Astronomer platform uses SSL throughout by default. During installation, a wildcard certificate for the base domain must be provided. See https://www.astronomer.io/docs/ee-installation-base-domain/
Does the platform produce event logs that we could consume in our monitoring systems?
Yes. All logs are sent to ElasticSearch via FluentD. You could customize the FluentD configuration to send logs to other destinations, or configure something to route logs from Elasticsearch to your monitoring systems.
Can we have a detailed account of log codes and what they mean?
No. We have not compiled this for system logs yet, we’ll try to make it available soon. However, the majority of logs in an Airflow system are user-generated.
Does Astronomer generate any email-based traffic/alerts?
Yes. Airflow has email alerting features for DAG failures, and Astronomer has email alerting features for infrastructure issues.
Can we restrict the web UI to access from the internet?
The platform API and web UI are served over a single highly available AWS load balancer. By using an internal load balancer, the entire platform will only be accessible in a private network.
What level of auditing is natively available? What logs/audit artifacts are produced?
Logs from each service are accessible to you through your cloud provider. A global, user-friendly audit logging feature has not been added to the platform yet, however it is on our short-term roadmap.
What kind of management is available for security logs?
All platform components and Airflow deployment logs are retained within the platform’s logging stack for 15 days. This is useful for searching recent logs using the Kibana interface to ElasticSearch. For log backup to comply with policy, container stdout and stderr logs may also be collected in AWS CloudWatch and can be persisted according to your CloudWatch logs retention policy. For AWS API security and auditing, Astronomer recommends enabling AWS CloudTrail.

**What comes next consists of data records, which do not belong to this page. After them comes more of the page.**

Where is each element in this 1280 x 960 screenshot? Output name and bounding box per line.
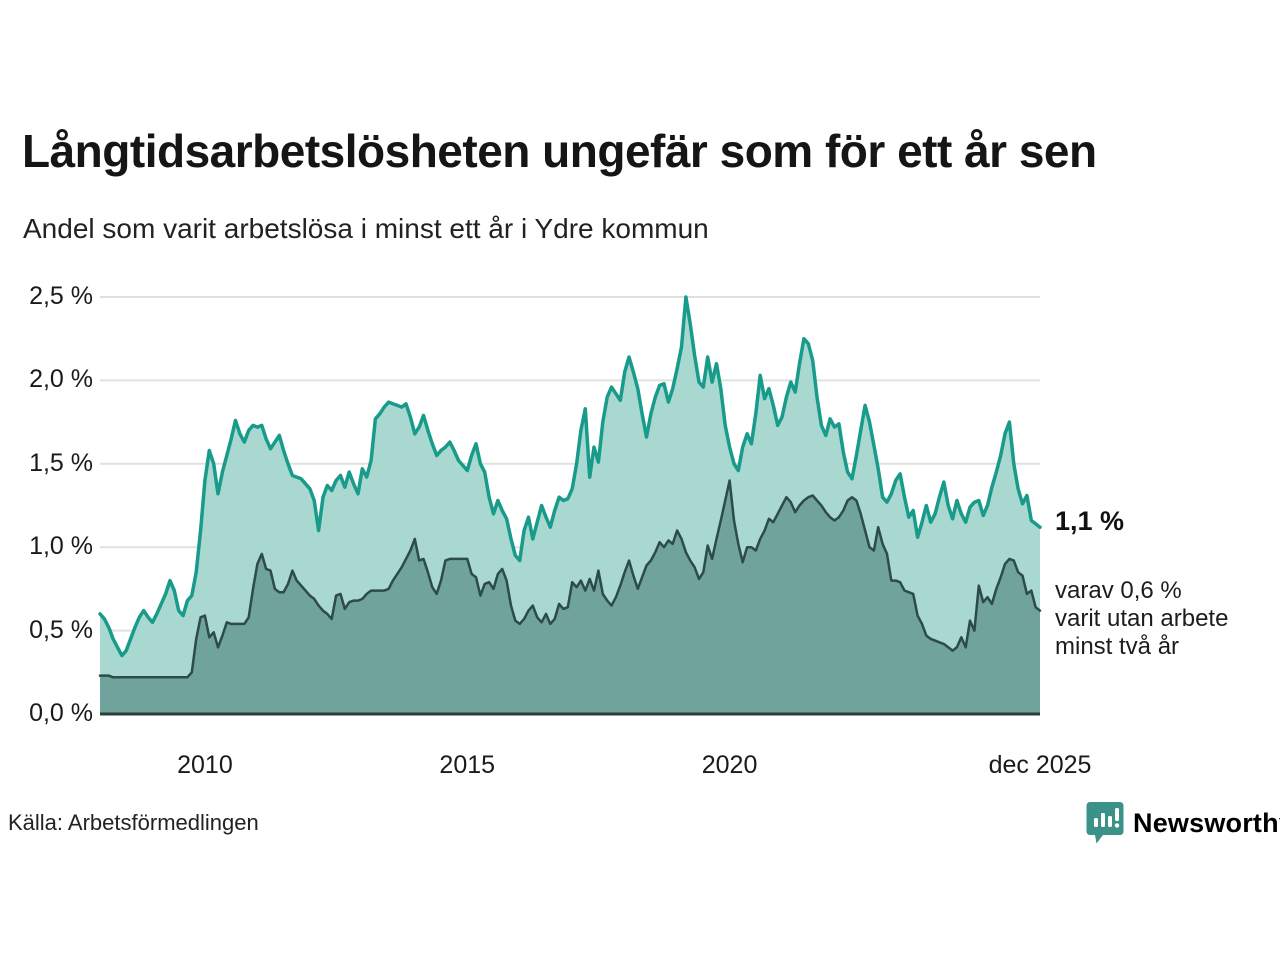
newsworthy-logo-icon bbox=[1086, 802, 1124, 844]
y-axis-label: 1,5 % bbox=[29, 448, 93, 477]
newsworthy-logo: Newsworthy bbox=[1086, 801, 1280, 845]
chart-subtitle: Andel som varit arbetslösa i minst ett å… bbox=[23, 213, 709, 244]
secondary-annotation-line: varit utan arbete bbox=[1055, 605, 1229, 632]
secondary-annotation-line: varav 0,6 % bbox=[1055, 577, 1182, 604]
page-title: Långtidsarbetslösheten ungefär som för e… bbox=[22, 125, 1097, 177]
source-attribution: Källa: Arbetsförmedlingen bbox=[8, 810, 259, 835]
y-axis-label: 0,0 % bbox=[29, 699, 93, 727]
x-axis-tick-2020: 2020 bbox=[701, 751, 758, 779]
y-axis-label: 2,5 % bbox=[29, 282, 93, 310]
secondary-annotation: varav 0,6 % varit utan arbete minst två … bbox=[1055, 577, 1228, 661]
x-axis-tick-dec-2025: dec 2025 bbox=[988, 751, 1092, 779]
y-axis-label: 2,0 % bbox=[29, 365, 93, 394]
secondary-annotation-line: minst två år bbox=[1055, 633, 1180, 660]
newsworthy-logo-text: Newsworthy bbox=[1133, 807, 1280, 838]
x-axis-tick-2010: 2010 bbox=[177, 751, 233, 779]
x-axis-tick-2015: 2015 bbox=[439, 751, 496, 779]
latest-value-label: 1,1 % bbox=[1055, 506, 1125, 536]
y-axis-label: 0,5 % bbox=[29, 615, 93, 644]
y-axis-label: 1,0 % bbox=[29, 532, 93, 561]
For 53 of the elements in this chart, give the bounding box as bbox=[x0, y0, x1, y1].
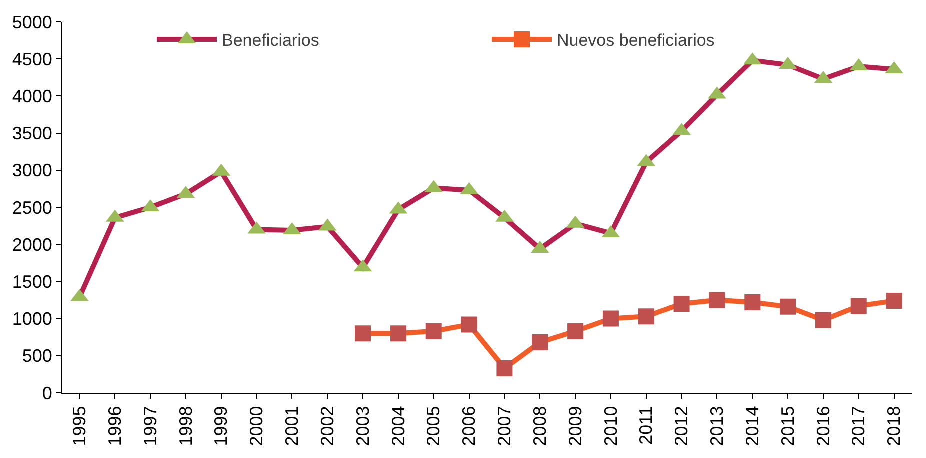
x-tick-label: 2015 bbox=[778, 406, 798, 446]
legend-label: Beneficiarios bbox=[222, 31, 320, 50]
x-tick-label: 2007 bbox=[494, 406, 515, 446]
y-tick-label: 4500 bbox=[12, 49, 52, 70]
point bbox=[532, 334, 548, 351]
point bbox=[886, 292, 902, 309]
x-tick-label: 2018 bbox=[884, 406, 904, 446]
x-tick-label: 2000 bbox=[246, 406, 267, 446]
point bbox=[461, 316, 478, 333]
x-tick-label: 2017 bbox=[848, 406, 869, 446]
x-tick-label: 1998 bbox=[176, 406, 196, 446]
x-tick-label: 2001 bbox=[282, 406, 302, 446]
x-tick-label: 2002 bbox=[317, 406, 338, 446]
x-tick-label: 2011 bbox=[636, 406, 656, 445]
point bbox=[850, 298, 867, 314]
point bbox=[568, 323, 584, 340]
x-tick-label: 2010 bbox=[600, 406, 621, 446]
x-tick-label: 2005 bbox=[424, 406, 444, 446]
point bbox=[390, 326, 406, 342]
x-tick-label: 1999 bbox=[211, 406, 232, 446]
x-tick-label: 2016 bbox=[813, 406, 834, 446]
point bbox=[355, 326, 372, 342]
x-tick-label: 1995 bbox=[70, 406, 90, 446]
x-tick-label: 2014 bbox=[742, 406, 762, 446]
y-tick-label: 0 bbox=[42, 383, 52, 404]
y-tick-label: 2000 bbox=[12, 234, 52, 255]
point bbox=[780, 298, 796, 315]
x-tick-label: 2004 bbox=[388, 406, 408, 446]
y-tick-label: 500 bbox=[22, 346, 52, 366]
y-tick-label: 3500 bbox=[12, 124, 52, 144]
x-tick-label: 1997 bbox=[140, 406, 160, 446]
x-tick-label: 2003 bbox=[352, 406, 373, 446]
point bbox=[426, 323, 442, 340]
y-tick-label: 1500 bbox=[12, 272, 52, 292]
y-tick-label: 4000 bbox=[12, 86, 52, 106]
point bbox=[674, 296, 690, 312]
point bbox=[496, 360, 513, 377]
point bbox=[744, 294, 761, 310]
point bbox=[638, 308, 654, 325]
y-tick-label: 1000 bbox=[12, 309, 52, 330]
point bbox=[709, 292, 726, 308]
point bbox=[815, 312, 832, 328]
x-tick-label: 1996 bbox=[104, 406, 125, 446]
y-tick-label: 5000 bbox=[12, 12, 52, 32]
x-tick-label: 2006 bbox=[459, 406, 480, 446]
x-tick-label: 2013 bbox=[707, 406, 728, 446]
y-tick-label: 3000 bbox=[12, 160, 52, 181]
legend-label: Nuevos beneficiarios bbox=[557, 31, 715, 50]
y-tick-label: 2500 bbox=[12, 198, 52, 218]
point bbox=[602, 310, 619, 327]
x-tick-label: 2009 bbox=[565, 406, 586, 446]
x-tick-label: 2008 bbox=[530, 406, 550, 446]
x-tick-label: 2012 bbox=[672, 406, 692, 446]
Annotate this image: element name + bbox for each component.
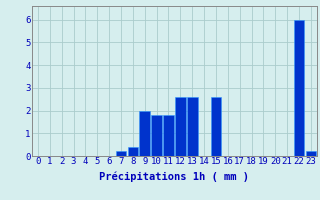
Bar <box>211 97 221 156</box>
Bar <box>151 115 162 156</box>
Bar <box>163 115 174 156</box>
Bar <box>175 97 186 156</box>
Bar <box>128 147 138 156</box>
Bar <box>140 111 150 156</box>
Bar <box>116 151 126 156</box>
Bar <box>187 97 197 156</box>
Bar <box>294 20 304 156</box>
Bar <box>306 151 316 156</box>
X-axis label: Précipitations 1h ( mm ): Précipitations 1h ( mm ) <box>100 172 249 182</box>
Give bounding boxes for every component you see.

How do we manage application and system logs?
Astronomer's Software offering has a robust logging structure sitting atop Airflow. See https://www.astronomer.io/docs/ee-logging/
How are security updates handled on Astronomer? how are users notified of a critical update required?
Updates to individual Airflow deployments can be made asynchronously from the platform updates. We recommend updating the platform and Airflow 2-3 times per year.
Minor bugfix/CVE patches are applied to individual releases for 18 months.
How does patching work for this setup?
Kubernetes and node upgrades are generally managed by the customer. Platform version upgrades are performed with Helm, assisted by Astronomer support team if required. See Upgrade to a Stable or Patch Version.